I would have been pissed if some jerk mom had shown up with her toddlers after we went through the trouble of trying to give my kid some baby free time on her freakin birthday.
Anonymous wrote:Anonymous wrote:Anonymous wrote:Ugh. I feel your pain op. I’m sorry! Unless you are a single parent or really can’t find another way, DONT BRING OR ASK TO BRING SIBLINGS!
I don’t think you have to be a single parent to not have childcare on the weekends. How many people do you really know that have two parents home all weekend every weekend?
Um- most two parent families? Even my military DH is around most weekends.
Anonymous wrote:This thread is a perfect example of lack of empathy. The inability to put yourself in anyone else's situation. To the person who believes that in two parent households, they are most likely both at home every weekend. Maybe in your social circle, however, not in the real world. It may be difficult to imagine what it is like to have to decline every invite because of lack of child care. It is not rude to ask a question, many parents (apparently not on DCUM!) are very straightforward with a response. Again, typical DCUM thread. Get over yourself.
Anonymous wrote:Anonymous wrote:Anonymous wrote:Anonymous wrote:Anonymous wrote:OP - I state whether or not siblings are included in the initiation to avoid this.
So many people post here asking others to change when the easiest thing is to change yourself.
Because the envelope the invite is in that’s addressed to Larla —and Larla alone— is just too vague to decipher.
Your time machine is waiting outside to get back to the present.
No one is sending invitations in envelopes anymore.
Every single classmate invite both my kids have received since K, has been paper invite in envelope.
Ok so its in your kid's backpack and that right there tells you which one of your kids is invited. Or do your kids share a backpack too??!!
Anonymous wrote:Anonymous wrote:Anonymous wrote:Anonymous wrote:OP - I state whether or not siblings are included in the initiation to avoid this.
So many people post here asking others to change when the easiest thing is to change yourself.
Because the envelope the invite is in that’s addressed to Larla —and Larla alone— is just too vague to decipher.
Your time machine is waiting outside to get back to the present.
No one is sending invitations in envelopes anymore.
Every single classmate invite both my kids have received since K, has been paper invite in envelope.

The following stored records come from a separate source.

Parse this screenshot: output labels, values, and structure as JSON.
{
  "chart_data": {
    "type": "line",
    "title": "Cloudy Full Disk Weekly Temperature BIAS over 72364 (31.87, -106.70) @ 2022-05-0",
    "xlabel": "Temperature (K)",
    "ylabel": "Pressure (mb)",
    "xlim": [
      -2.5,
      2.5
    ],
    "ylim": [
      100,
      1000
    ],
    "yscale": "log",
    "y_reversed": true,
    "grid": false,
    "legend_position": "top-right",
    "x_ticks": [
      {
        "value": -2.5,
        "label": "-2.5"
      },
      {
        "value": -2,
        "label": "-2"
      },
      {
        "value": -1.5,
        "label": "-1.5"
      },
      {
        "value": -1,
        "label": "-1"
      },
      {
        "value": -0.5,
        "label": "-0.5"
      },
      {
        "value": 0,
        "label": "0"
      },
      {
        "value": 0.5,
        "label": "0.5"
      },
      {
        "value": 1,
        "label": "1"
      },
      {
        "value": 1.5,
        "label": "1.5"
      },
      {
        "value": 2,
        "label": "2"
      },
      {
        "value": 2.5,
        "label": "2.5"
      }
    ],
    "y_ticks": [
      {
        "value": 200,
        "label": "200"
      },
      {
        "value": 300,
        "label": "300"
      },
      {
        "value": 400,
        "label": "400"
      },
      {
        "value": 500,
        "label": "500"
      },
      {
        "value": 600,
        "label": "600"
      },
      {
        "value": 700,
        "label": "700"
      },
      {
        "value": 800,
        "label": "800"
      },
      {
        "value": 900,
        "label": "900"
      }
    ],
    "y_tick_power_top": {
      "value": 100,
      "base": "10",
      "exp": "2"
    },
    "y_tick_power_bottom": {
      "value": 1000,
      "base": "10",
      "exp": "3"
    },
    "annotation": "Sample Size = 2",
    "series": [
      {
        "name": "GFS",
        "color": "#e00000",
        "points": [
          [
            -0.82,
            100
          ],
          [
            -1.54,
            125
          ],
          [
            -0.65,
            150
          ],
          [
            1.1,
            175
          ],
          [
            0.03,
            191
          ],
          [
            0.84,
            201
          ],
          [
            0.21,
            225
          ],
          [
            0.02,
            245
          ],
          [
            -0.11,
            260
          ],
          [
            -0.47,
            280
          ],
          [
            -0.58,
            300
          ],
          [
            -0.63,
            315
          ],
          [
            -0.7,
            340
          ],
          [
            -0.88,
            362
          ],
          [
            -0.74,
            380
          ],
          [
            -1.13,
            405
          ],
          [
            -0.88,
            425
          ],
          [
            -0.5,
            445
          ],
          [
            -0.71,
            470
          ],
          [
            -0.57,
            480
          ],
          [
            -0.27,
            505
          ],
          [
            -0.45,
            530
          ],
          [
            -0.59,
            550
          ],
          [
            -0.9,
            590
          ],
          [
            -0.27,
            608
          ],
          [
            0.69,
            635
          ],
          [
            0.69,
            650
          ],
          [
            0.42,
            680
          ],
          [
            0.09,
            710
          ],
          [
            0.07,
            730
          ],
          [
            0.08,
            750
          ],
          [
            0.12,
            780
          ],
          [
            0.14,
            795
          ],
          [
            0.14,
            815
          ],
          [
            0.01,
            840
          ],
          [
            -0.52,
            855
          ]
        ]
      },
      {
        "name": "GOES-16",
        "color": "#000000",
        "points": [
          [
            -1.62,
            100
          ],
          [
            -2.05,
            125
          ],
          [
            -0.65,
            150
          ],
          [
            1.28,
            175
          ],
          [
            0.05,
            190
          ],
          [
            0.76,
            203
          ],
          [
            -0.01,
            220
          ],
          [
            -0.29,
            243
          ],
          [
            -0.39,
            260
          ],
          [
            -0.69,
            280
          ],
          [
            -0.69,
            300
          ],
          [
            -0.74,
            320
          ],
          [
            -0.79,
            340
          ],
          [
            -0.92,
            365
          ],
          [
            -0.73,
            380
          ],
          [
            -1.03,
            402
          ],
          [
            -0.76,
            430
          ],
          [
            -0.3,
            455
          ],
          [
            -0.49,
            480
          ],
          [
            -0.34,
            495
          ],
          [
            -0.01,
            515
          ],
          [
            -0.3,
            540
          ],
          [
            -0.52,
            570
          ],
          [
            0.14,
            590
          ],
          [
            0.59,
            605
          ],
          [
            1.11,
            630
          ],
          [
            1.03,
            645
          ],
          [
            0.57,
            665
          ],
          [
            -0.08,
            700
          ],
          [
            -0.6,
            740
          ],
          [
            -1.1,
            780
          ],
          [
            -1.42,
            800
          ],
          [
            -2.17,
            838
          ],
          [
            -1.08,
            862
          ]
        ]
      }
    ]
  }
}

Anonymous wrote:Anonymous wrote:Ugh. I feel your pain op. I’m sorry! Unless you are a single parent or really can’t find another way, DONT BRING OR ASK TO BRING SIBLINGS!
I don’t think you have to be a single parent to not have childcare on the weekends. How many people do you really know that have two parents home all weekend every weekend?

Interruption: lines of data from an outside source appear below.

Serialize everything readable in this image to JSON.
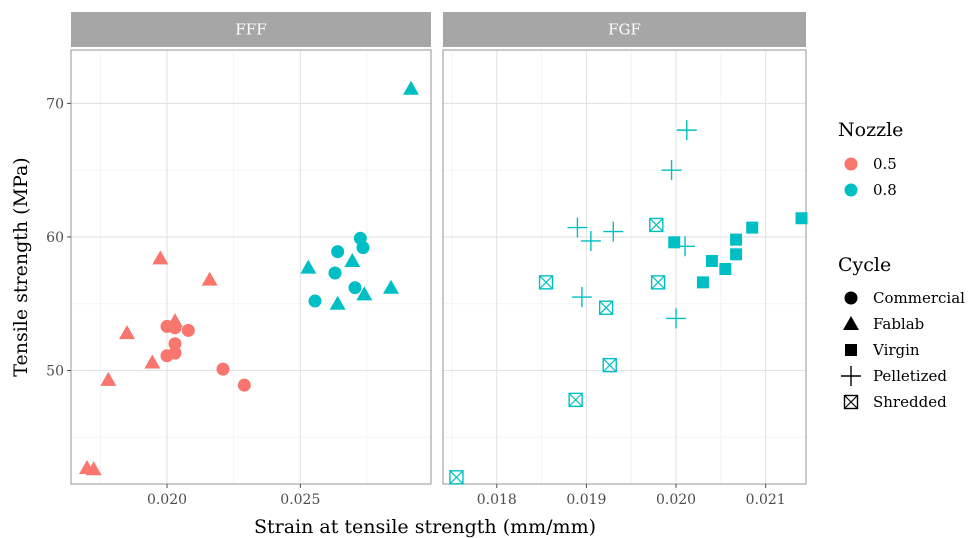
{
  "chart_data": {
    "type": "scatter",
    "xlabel": "Strain at tensile strength (mm/mm)",
    "ylabel": "Tensile strength (MPa)",
    "ylim": [
      41.5,
      74
    ],
    "yticks": [
      50,
      60,
      70
    ],
    "grid": true,
    "legend_position": "right",
    "colors": {
      "0.5": "#F8766D",
      "0.8": "#00BFC4"
    },
    "legends": [
      {
        "title": "Nozzle",
        "items": [
          {
            "label": "0.5",
            "key": "0.5"
          },
          {
            "label": "0.8",
            "key": "0.8"
          }
        ]
      },
      {
        "title": "Cycle",
        "items": [
          {
            "label": "Commercial",
            "shape": "circle"
          },
          {
            "label": "Fablab",
            "shape": "triangle"
          },
          {
            "label": "Virgin",
            "shape": "square"
          },
          {
            "label": "Pelletized",
            "shape": "plus"
          },
          {
            "label": "Shredded",
            "shape": "square-x"
          }
        ]
      }
    ],
    "panels": [
      {
        "strip": "FFF",
        "xlim": [
          0.0164,
          0.0299
        ],
        "xticks": [
          0.02,
          0.025
        ],
        "xtick_labels": [
          "0.020",
          "0.025"
        ],
        "points": [
          {
            "x": 0.02,
            "y": 53.3,
            "nozzle": "0.5",
            "cycle": "Commercial"
          },
          {
            "x": 0.0203,
            "y": 53.2,
            "nozzle": "0.5",
            "cycle": "Commercial"
          },
          {
            "x": 0.0208,
            "y": 53.0,
            "nozzle": "0.5",
            "cycle": "Commercial"
          },
          {
            "x": 0.0203,
            "y": 52.0,
            "nozzle": "0.5",
            "cycle": "Commercial"
          },
          {
            "x": 0.02,
            "y": 51.1,
            "nozzle": "0.5",
            "cycle": "Commercial"
          },
          {
            "x": 0.0203,
            "y": 51.3,
            "nozzle": "0.5",
            "cycle": "Commercial"
          },
          {
            "x": 0.0221,
            "y": 50.1,
            "nozzle": "0.5",
            "cycle": "Commercial"
          },
          {
            "x": 0.0229,
            "y": 48.9,
            "nozzle": "0.5",
            "cycle": "Commercial"
          },
          {
            "x": 0.01975,
            "y": 58.4,
            "nozzle": "0.5",
            "cycle": "Fablab"
          },
          {
            "x": 0.0216,
            "y": 56.8,
            "nozzle": "0.5",
            "cycle": "Fablab"
          },
          {
            "x": 0.0203,
            "y": 53.7,
            "nozzle": "0.5",
            "cycle": "Fablab"
          },
          {
            "x": 0.0185,
            "y": 52.8,
            "nozzle": "0.5",
            "cycle": "Fablab"
          },
          {
            "x": 0.01945,
            "y": 50.6,
            "nozzle": "0.5",
            "cycle": "Fablab"
          },
          {
            "x": 0.0178,
            "y": 49.3,
            "nozzle": "0.5",
            "cycle": "Fablab"
          },
          {
            "x": 0.017,
            "y": 42.7,
            "nozzle": "0.5",
            "cycle": "Fablab"
          },
          {
            "x": 0.01725,
            "y": 42.6,
            "nozzle": "0.5",
            "cycle": "Fablab"
          },
          {
            "x": 0.02725,
            "y": 59.9,
            "nozzle": "0.8",
            "cycle": "Commercial"
          },
          {
            "x": 0.02735,
            "y": 59.2,
            "nozzle": "0.8",
            "cycle": "Commercial"
          },
          {
            "x": 0.0264,
            "y": 58.9,
            "nozzle": "0.8",
            "cycle": "Commercial"
          },
          {
            "x": 0.0263,
            "y": 57.3,
            "nozzle": "0.8",
            "cycle": "Commercial"
          },
          {
            "x": 0.02705,
            "y": 56.2,
            "nozzle": "0.8",
            "cycle": "Commercial"
          },
          {
            "x": 0.02555,
            "y": 55.2,
            "nozzle": "0.8",
            "cycle": "Commercial"
          },
          {
            "x": 0.0253,
            "y": 57.7,
            "nozzle": "0.8",
            "cycle": "Fablab"
          },
          {
            "x": 0.02695,
            "y": 58.2,
            "nozzle": "0.8",
            "cycle": "Fablab"
          },
          {
            "x": 0.0284,
            "y": 56.2,
            "nozzle": "0.8",
            "cycle": "Fablab"
          },
          {
            "x": 0.0274,
            "y": 55.7,
            "nozzle": "0.8",
            "cycle": "Fablab"
          },
          {
            "x": 0.0264,
            "y": 55.0,
            "nozzle": "0.8",
            "cycle": "Fablab"
          },
          {
            "x": 0.02915,
            "y": 71.1,
            "nozzle": "0.8",
            "cycle": "Fablab"
          }
        ]
      },
      {
        "strip": "FGF",
        "xlim": [
          0.0174,
          0.02145
        ],
        "xticks": [
          0.018,
          0.019,
          0.02,
          0.021
        ],
        "xtick_labels": [
          "0.018",
          "0.019",
          "0.020",
          "0.021"
        ],
        "points": [
          {
            "x": 0.0214,
            "y": 61.4,
            "nozzle": "0.8",
            "cycle": "Virgin"
          },
          {
            "x": 0.02085,
            "y": 60.7,
            "nozzle": "0.8",
            "cycle": "Virgin"
          },
          {
            "x": 0.02067,
            "y": 59.8,
            "nozzle": "0.8",
            "cycle": "Virgin"
          },
          {
            "x": 0.01998,
            "y": 59.6,
            "nozzle": "0.8",
            "cycle": "Virgin"
          },
          {
            "x": 0.02067,
            "y": 58.7,
            "nozzle": "0.8",
            "cycle": "Virgin"
          },
          {
            "x": 0.0204,
            "y": 58.2,
            "nozzle": "0.8",
            "cycle": "Virgin"
          },
          {
            "x": 0.02055,
            "y": 57.6,
            "nozzle": "0.8",
            "cycle": "Virgin"
          },
          {
            "x": 0.0203,
            "y": 56.6,
            "nozzle": "0.8",
            "cycle": "Virgin"
          },
          {
            "x": 0.02012,
            "y": 68.0,
            "nozzle": "0.8",
            "cycle": "Pelletized"
          },
          {
            "x": 0.01995,
            "y": 65.0,
            "nozzle": "0.8",
            "cycle": "Pelletized"
          },
          {
            "x": 0.0189,
            "y": 60.7,
            "nozzle": "0.8",
            "cycle": "Pelletized"
          },
          {
            "x": 0.0193,
            "y": 60.4,
            "nozzle": "0.8",
            "cycle": "Pelletized"
          },
          {
            "x": 0.01905,
            "y": 59.7,
            "nozzle": "0.8",
            "cycle": "Pelletized"
          },
          {
            "x": 0.0201,
            "y": 59.3,
            "nozzle": "0.8",
            "cycle": "Pelletized"
          },
          {
            "x": 0.01895,
            "y": 55.5,
            "nozzle": "0.8",
            "cycle": "Pelletized"
          },
          {
            "x": 0.02,
            "y": 53.9,
            "nozzle": "0.8",
            "cycle": "Pelletized"
          },
          {
            "x": 0.01978,
            "y": 60.9,
            "nozzle": "0.8",
            "cycle": "Shredded"
          },
          {
            "x": 0.01855,
            "y": 56.6,
            "nozzle": "0.8",
            "cycle": "Shredded"
          },
          {
            "x": 0.0198,
            "y": 56.6,
            "nozzle": "0.8",
            "cycle": "Shredded"
          },
          {
            "x": 0.01922,
            "y": 54.7,
            "nozzle": "0.8",
            "cycle": "Shredded"
          },
          {
            "x": 0.01926,
            "y": 50.4,
            "nozzle": "0.8",
            "cycle": "Shredded"
          },
          {
            "x": 0.01888,
            "y": 47.8,
            "nozzle": "0.8",
            "cycle": "Shredded"
          },
          {
            "x": 0.01755,
            "y": 42.0,
            "nozzle": "0.8",
            "cycle": "Shredded"
          }
        ]
      }
    ]
  }
}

Anonymous wrote:Anonymous wrote:I wish evites made clearer to whom they are addressed. My kids are little, so they do not have their own email addresses. But, they are also very close in age and are both friends with many of the same kids. Sometimes, I honestly cannot tell if the birthday kid is inviting one of my kids or both of them.

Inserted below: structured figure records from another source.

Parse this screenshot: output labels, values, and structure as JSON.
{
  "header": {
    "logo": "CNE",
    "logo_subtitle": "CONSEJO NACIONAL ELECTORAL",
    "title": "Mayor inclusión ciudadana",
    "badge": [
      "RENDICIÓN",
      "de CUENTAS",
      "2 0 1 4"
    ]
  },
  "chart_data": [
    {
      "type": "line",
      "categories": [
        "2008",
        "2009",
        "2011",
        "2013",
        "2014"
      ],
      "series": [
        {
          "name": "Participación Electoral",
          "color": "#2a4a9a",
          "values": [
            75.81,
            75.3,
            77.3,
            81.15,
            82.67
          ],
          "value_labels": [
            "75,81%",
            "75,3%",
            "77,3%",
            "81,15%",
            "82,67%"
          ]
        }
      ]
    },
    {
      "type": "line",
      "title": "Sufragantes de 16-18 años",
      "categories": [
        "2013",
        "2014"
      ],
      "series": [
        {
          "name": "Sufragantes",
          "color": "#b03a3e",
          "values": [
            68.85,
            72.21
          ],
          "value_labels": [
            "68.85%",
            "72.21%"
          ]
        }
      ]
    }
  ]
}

That said, I generally agree with OP that, if you have to ask, you should do so privately and in a way that makes it easy for the host to say no.
This. The typical evite leaves it up to the person accepting to say how many people are coming. Also the convention at our school is to welcome siblings, so I don’t think it’s rude at all to ask for clarity.
Anonymous wrote:DCUM seems somewhat divorced from my real life on this topic. At both of my kids’ schools, siblings have either been invited to every party or a vague invitation has later been clarified to include siblings (probably in response to someone asking, but not me). Kids are young so things might change as they’re older.
Anonymous wrote:Ugh. I feel your pain op. I’m sorry! Unless you are a single parent or really can’t find another way, DONT BRING OR ASK TO BRING SIBLINGS!